Так происходит в строфе стихотворения, Марина, которая никуда не двигается, а в ней пролетает свет от одного края вселенной до края. И в ней тут же летит бабочка и падает яблоко на землю. А она неподвижна, как… как череп, в котором мысли.
– Говори, – мне нравится, про череп и про бабочку это ты очень хорошо сказал. Почти как про тюленя…
– Я помог бы им обрасти хитином и панцирем, – сказал Эрик. – Они стали бы как раки или крабы. Каждое движение давалось бы им с мучительным трудом, и чтобы взять клешней-рукой цветок, им понадобилось бы несколько дней усилий, неотступных, напряженных, и… ты видишь, какое это для них блаженство, Марина – взять цветок! Тут можно просто изнемочь от блаженства и слиться со всем блаженным, что было, есть и будет во вселенной.
– Блаженство никогда не будет, – сказала Марина. – Оно либо есть, либо его нет. Но я тебя поняла про клешню.
– Да, мы все были бы крабами, все – начиная от ангелов…
– Не надо больше про ангелов…
– Ладно, не буду. Но мы все – и звезды, и камни, и стрекозы – превратились бы в ракообразных по своей внутренней сути. Мы бы мучились от невозможности выговорить: я тебя люблю, Марина, потому что… она была бы отнята у нас, как и у… льда, который медленно становится льдом, или у Пизанской башни, которой не дано упасть быстро. Мы выговаривали бы «я тебя люблю» несколько недель, Марина, пропустив звук «я» и выстраивая и высвистывая, проталкивая языком и всем телом, помогая себя руками, деревьями, каменоломнями – звук «т». И нас заливал бы ужас, ужас, Марина! Ужас, переходящий в блаженство.
– Это я хорошо понимаю, – сказала Марина и достала пудреницу с зеркальцем. – У меня было так, когда я все деньги потеряла.

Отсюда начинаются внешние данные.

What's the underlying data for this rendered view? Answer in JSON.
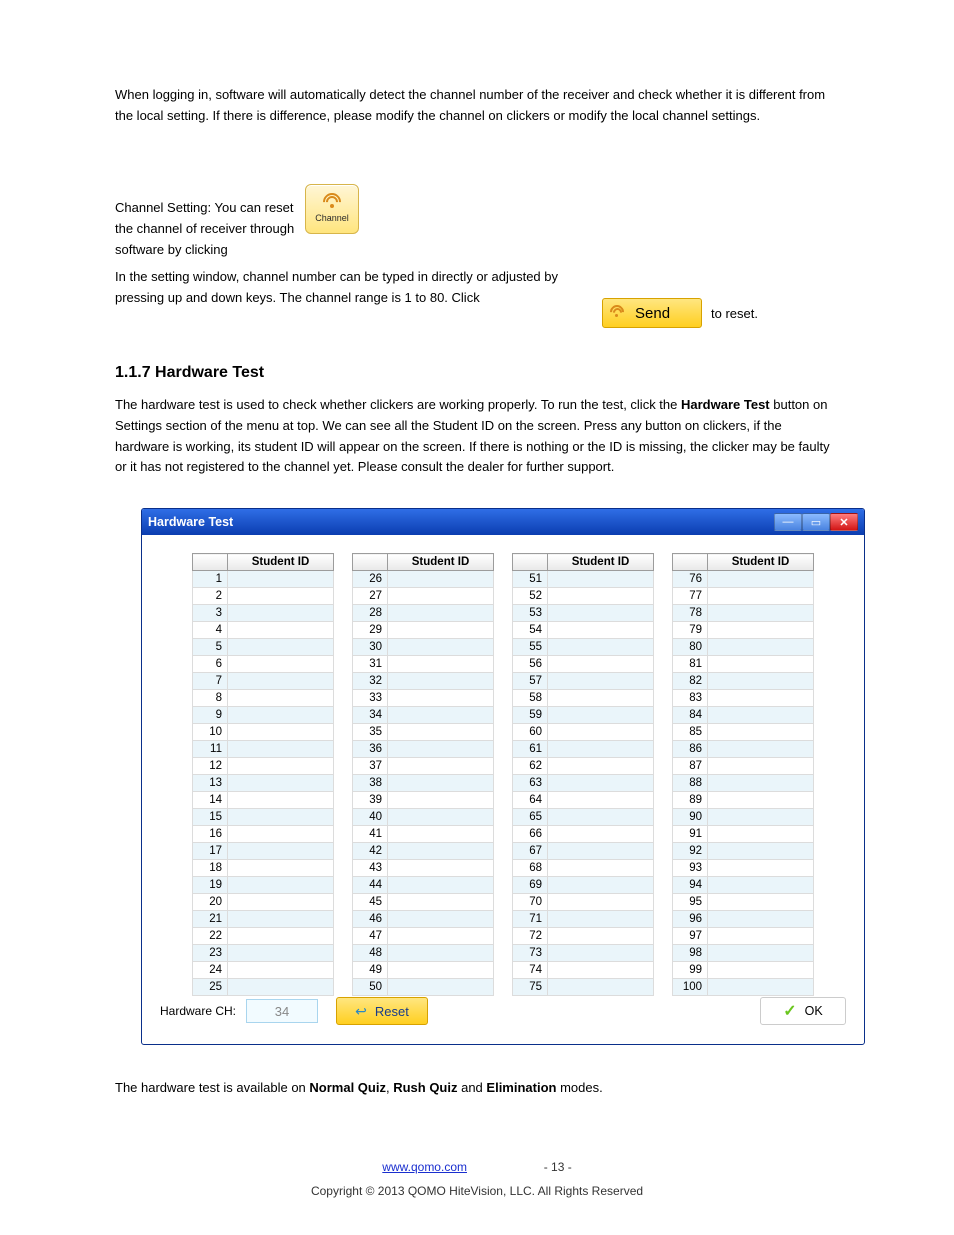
{
  "paras": {
    "p1": "When logging in, software will automatically detect the channel number of the receiver and check whether it is different from the local setting. If there is difference, please modify the channel on clickers or modify the local channel settings.",
    "p2": "Channel Setting: You can reset the channel of receiver through software by clicking",
    "p3a": "In the setting window, channel number can be typed in directly or adjusted by pressing up and down keys. The channel range is 1 to 80. Click",
    "p3b": "to reset.",
    "p4": "The hardware test is used to check whether clickers are working properly. To run the test, click the ",
    "p4b": "Hardware Test",
    "p4c": " button on Settings section of the menu at top. We can see all the Student ID on the screen. Press any button on clickers, if the hardware is working, its student ID will appear on the screen. If there is nothing or the ID is missing, the clicker may be faulty or it has not registered to the channel yet. Please consult the dealer for further support.",
    "p5a": "The hardware test is available on ",
    "p5b": "Normal Quiz",
    "p5c": "Rush Quiz",
    "p5d": " and ",
    "p5e": "Elimination",
    "p5f": " modes."
  },
  "headings": {
    "h1": "1.1.7 Hardware Test"
  },
  "channel_icon_label": "Channel",
  "send_label": "Send",
  "dialog": {
    "title": "Hardware Test",
    "header_student_id": "Student ID",
    "start_numbers": [
      1,
      26,
      51,
      76
    ],
    "hardware_ch_label": "Hardware CH:",
    "hardware_ch_value": "34",
    "reset_label": "Reset",
    "ok_label": "OK"
  },
  "footer": {
    "site": "www.qomo.com",
    "page": "- 13 -",
    "copyright": "Copyright © 2013 QOMO HiteVision, LLC. All Rights Reserved"
  }
}
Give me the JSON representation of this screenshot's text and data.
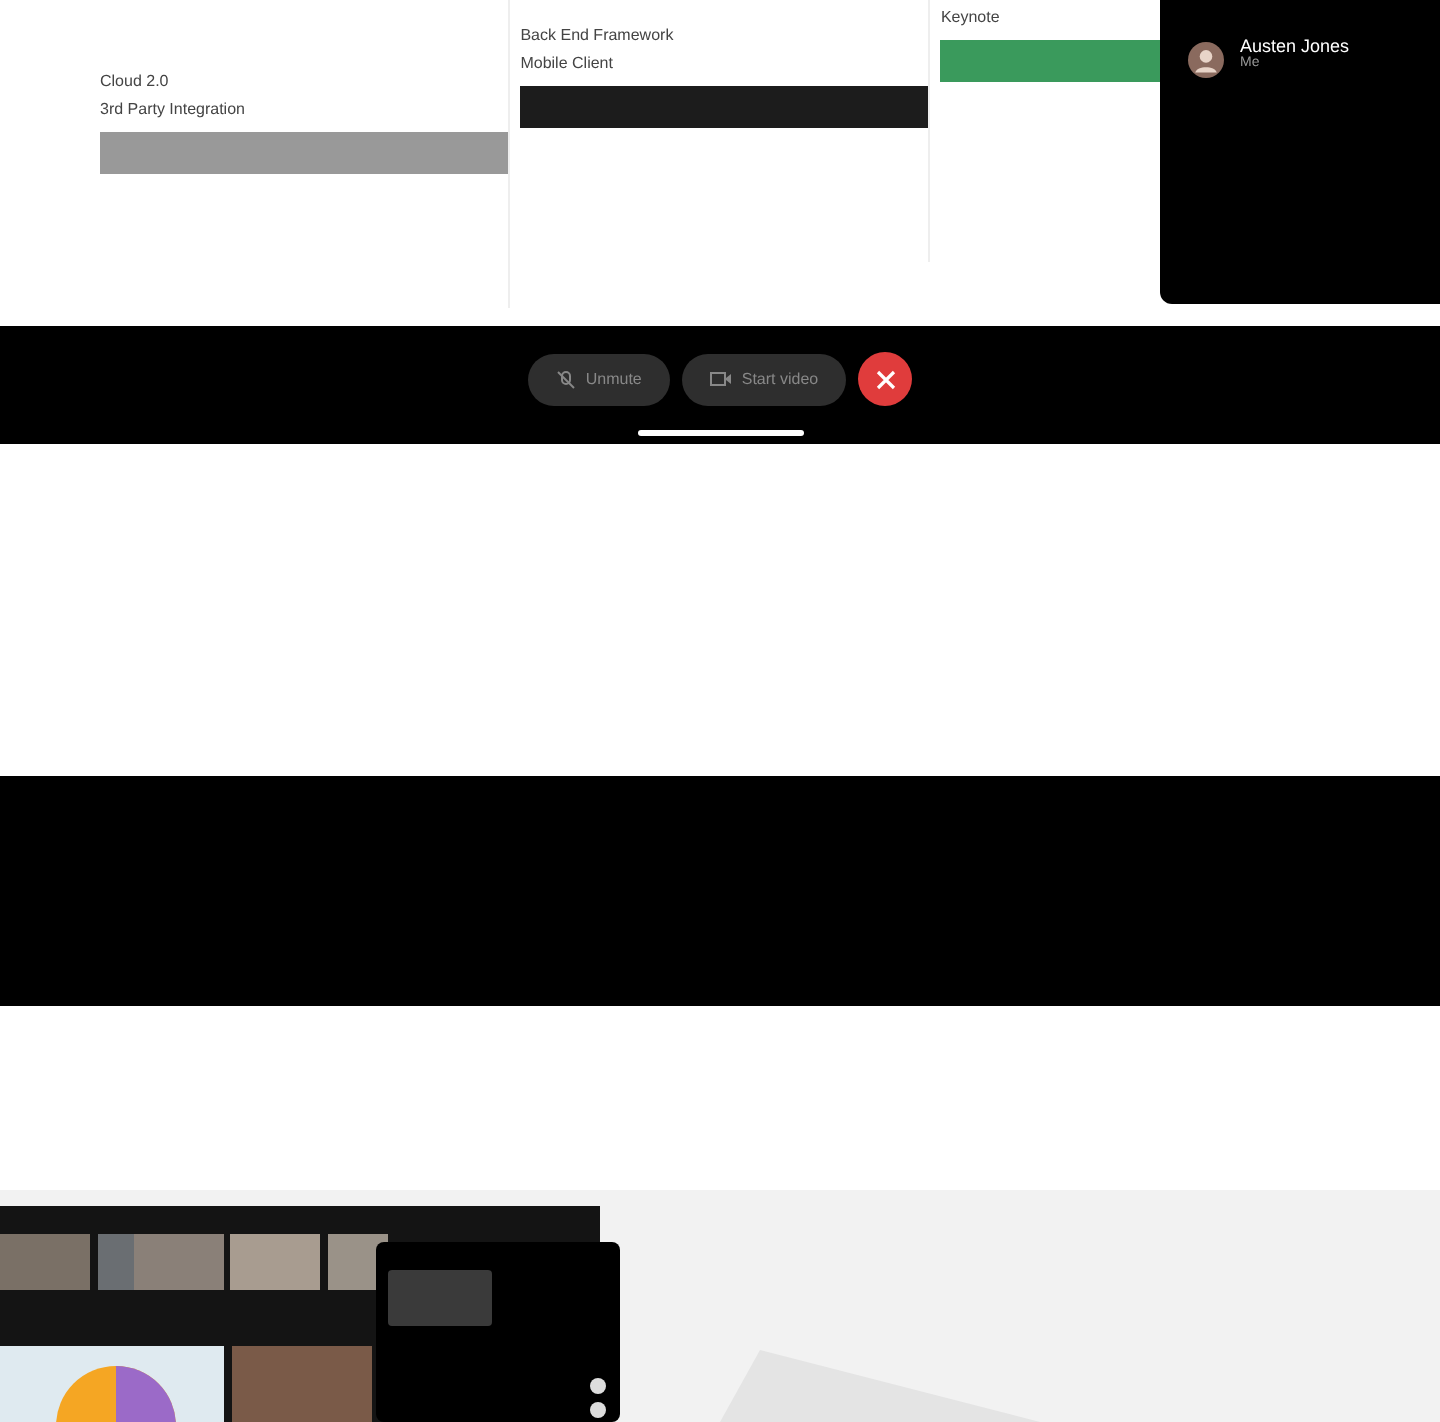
{
  "slide": {
    "columns": [
      {
        "lines": [
          "Cloud 2.0",
          "3rd Party Integration"
        ],
        "color": "#999999"
      },
      {
        "lines": [
          "Back End Framework",
          "Mobile Client"
        ],
        "color": "#1c1c1c"
      },
      {
        "lines": [
          "Keynote"
        ],
        "color": "#3a9a5c"
      }
    ]
  },
  "participant": {
    "name": "Austen Jones",
    "role": "Me"
  },
  "controls": [
    {
      "kind": "mute",
      "label": "Unmute"
    },
    {
      "kind": "video",
      "label": "Start video"
    },
    {
      "kind": "end"
    }
  ]
}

– Вот я говорил про твое плечо, – сказал Эрик, косясь на тюбик с ярко-красной губной помадой, твое плечо…
– Вот-вот, – сказала Марина сквозь яркую гримасу, – я думала, ты забыл.
– Но не в плече дело, Марина, нет! Вот оно есть, словно клешня, и свет стоит в нем, как он стоит в стакане с цветком, словно бы не мириады стремительных фотонов, а застывшая белая колонна, которой от своей невозможности куда-либо деваться и хоть что-либо сделать хочется умереть в этой полноте и исчезнуть, чтобы стать вместе с тобой, Марина, всей тобой – тем, кем ты еще никогда не была, а только мечтала с детства, а не трупным ядом.
– Ну вот, – сказала Марина, – все испортил. Про трупный яд это уже было лишнее.
– Не лишнее, любовь моя, совсем не лишнее, – восторженно и вдохновенно подхватил Эрик. – Ибо мы либо невероятная, непревзойденная неподвижность, либо трупный яд.
Марина несколько раз быстро соединила накрашенные губы, издавая тихий звонкий звук.
– А может, и то и другое сразу?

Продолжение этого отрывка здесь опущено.